What happens when you compound interest rates? Does the effective rate rise as the number of times that the rate is compounded increases? I am sure you all remember the offers by many banks. “Deposit with us and you will get a free toaster and interest will be compounded continuously.” There is a general belief that the more times that the interest is compounded, the higher the annual rate. This is an erroneous concept. As the number of times the interest is compounded the effective annual rate increase but there is an upper limit.
If the interest is 6% and it is compounded twice a year the effective annual rate is 6.09%. If it is compounded 12 times per year the effective annual rate is 6.168%. Compounding it 24 times per year results in an annual rate of 6.170% and compounding it 100 times per year results in an annual rate of 6.181%.
Note how the effective annual rate increases as the number of times it is compounded increases but the size of the increase becomes smaller and smaller. In fact, if you compounded 6% an infinite number of times in a year, the annual rate would be 6.184%. This is the maximum annual rate. Note how close this figure is to the effective rate for compounding 24 times per year.
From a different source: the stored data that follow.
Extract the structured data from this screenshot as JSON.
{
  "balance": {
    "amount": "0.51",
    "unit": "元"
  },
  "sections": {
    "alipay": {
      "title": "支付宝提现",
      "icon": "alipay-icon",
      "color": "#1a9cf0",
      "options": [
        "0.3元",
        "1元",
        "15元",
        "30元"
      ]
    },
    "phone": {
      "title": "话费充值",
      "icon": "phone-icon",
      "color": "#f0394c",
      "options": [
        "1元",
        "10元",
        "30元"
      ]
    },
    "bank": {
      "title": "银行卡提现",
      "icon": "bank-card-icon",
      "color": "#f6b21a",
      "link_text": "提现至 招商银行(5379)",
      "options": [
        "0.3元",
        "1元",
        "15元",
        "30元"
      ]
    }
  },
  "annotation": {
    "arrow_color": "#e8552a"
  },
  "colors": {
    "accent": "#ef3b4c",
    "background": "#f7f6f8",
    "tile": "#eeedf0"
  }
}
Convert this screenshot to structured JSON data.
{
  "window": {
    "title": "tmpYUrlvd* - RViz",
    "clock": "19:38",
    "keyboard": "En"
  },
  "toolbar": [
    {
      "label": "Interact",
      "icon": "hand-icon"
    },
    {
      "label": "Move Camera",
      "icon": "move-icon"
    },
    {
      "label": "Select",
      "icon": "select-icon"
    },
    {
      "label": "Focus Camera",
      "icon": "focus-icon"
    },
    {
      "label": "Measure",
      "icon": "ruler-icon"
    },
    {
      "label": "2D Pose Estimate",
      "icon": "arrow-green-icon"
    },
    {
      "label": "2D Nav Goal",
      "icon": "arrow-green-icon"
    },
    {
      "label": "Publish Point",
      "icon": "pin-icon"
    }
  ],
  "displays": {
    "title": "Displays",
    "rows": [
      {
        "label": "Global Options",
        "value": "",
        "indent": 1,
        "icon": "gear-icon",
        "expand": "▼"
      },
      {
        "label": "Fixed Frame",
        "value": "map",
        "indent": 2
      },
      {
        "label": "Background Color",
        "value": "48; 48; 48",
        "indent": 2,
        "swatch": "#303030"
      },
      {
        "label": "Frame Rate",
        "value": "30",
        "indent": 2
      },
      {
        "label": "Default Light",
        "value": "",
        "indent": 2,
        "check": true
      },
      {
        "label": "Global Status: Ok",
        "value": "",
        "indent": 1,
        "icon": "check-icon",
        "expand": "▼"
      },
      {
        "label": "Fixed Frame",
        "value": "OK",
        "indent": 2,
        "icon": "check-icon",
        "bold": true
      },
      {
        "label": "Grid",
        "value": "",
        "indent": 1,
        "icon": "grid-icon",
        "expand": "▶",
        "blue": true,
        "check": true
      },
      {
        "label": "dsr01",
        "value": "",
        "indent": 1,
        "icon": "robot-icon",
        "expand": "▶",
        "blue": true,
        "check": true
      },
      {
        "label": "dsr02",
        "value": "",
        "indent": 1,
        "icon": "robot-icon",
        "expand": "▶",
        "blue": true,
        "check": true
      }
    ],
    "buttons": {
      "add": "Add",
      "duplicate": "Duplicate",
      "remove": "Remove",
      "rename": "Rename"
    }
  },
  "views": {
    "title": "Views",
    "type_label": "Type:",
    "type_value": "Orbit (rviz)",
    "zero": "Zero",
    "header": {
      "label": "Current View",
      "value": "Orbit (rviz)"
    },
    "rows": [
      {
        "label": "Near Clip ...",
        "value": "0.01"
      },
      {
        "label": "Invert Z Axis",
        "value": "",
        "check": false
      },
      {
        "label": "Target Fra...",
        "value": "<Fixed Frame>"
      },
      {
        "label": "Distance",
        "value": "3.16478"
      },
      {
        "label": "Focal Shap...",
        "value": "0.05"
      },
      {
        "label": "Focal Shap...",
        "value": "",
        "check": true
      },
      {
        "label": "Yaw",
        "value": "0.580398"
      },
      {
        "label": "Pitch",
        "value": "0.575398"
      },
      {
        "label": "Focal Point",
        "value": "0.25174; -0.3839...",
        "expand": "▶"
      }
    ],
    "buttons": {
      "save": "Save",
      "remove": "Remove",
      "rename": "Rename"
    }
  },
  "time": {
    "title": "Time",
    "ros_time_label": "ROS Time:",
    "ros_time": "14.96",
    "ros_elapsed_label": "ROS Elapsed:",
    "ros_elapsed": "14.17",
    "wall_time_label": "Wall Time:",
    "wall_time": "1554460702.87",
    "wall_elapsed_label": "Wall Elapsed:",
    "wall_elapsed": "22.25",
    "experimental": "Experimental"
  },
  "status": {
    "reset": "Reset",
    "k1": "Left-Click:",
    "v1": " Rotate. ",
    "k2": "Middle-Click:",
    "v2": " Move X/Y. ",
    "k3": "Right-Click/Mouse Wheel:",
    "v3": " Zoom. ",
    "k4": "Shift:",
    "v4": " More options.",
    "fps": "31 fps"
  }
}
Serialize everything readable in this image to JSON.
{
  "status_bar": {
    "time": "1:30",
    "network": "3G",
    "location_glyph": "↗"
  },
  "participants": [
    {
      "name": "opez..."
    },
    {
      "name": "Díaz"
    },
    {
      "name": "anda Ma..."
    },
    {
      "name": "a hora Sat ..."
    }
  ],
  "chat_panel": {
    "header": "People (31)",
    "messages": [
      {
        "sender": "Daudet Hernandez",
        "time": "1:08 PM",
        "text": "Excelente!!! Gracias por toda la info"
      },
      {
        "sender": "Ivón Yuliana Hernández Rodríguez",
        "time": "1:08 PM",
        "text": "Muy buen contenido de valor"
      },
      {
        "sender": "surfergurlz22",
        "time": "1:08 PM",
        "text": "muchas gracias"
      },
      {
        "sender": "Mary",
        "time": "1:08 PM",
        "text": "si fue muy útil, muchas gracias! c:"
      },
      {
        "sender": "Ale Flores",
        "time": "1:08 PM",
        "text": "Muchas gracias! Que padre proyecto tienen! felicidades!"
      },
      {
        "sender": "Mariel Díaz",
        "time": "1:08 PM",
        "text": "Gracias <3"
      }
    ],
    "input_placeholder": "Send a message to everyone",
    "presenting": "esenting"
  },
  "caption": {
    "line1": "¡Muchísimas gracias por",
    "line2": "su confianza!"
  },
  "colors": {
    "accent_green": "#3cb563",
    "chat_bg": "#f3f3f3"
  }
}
If the annual interest rate was 12%, compounding it 4 times per year would result in an effective annual rate of 12.551%. However, compounding it 100 times per year results in an annual rate of 12.742% and compounding it an infinite number of times per year results in an annual rate of 12.750%; not much greater than the result from compounding it 24 times per year. The table below shows the effective annual rate for the nominal interest rates between 5% and 18% based upon an increased number of compounding periods. As can be seen, the increase due to compounding becomes very small as the number of compounding periods increases. This is a concept that is not always understood and thus it is often used to infer that increased compounding will yield greater rates of returns.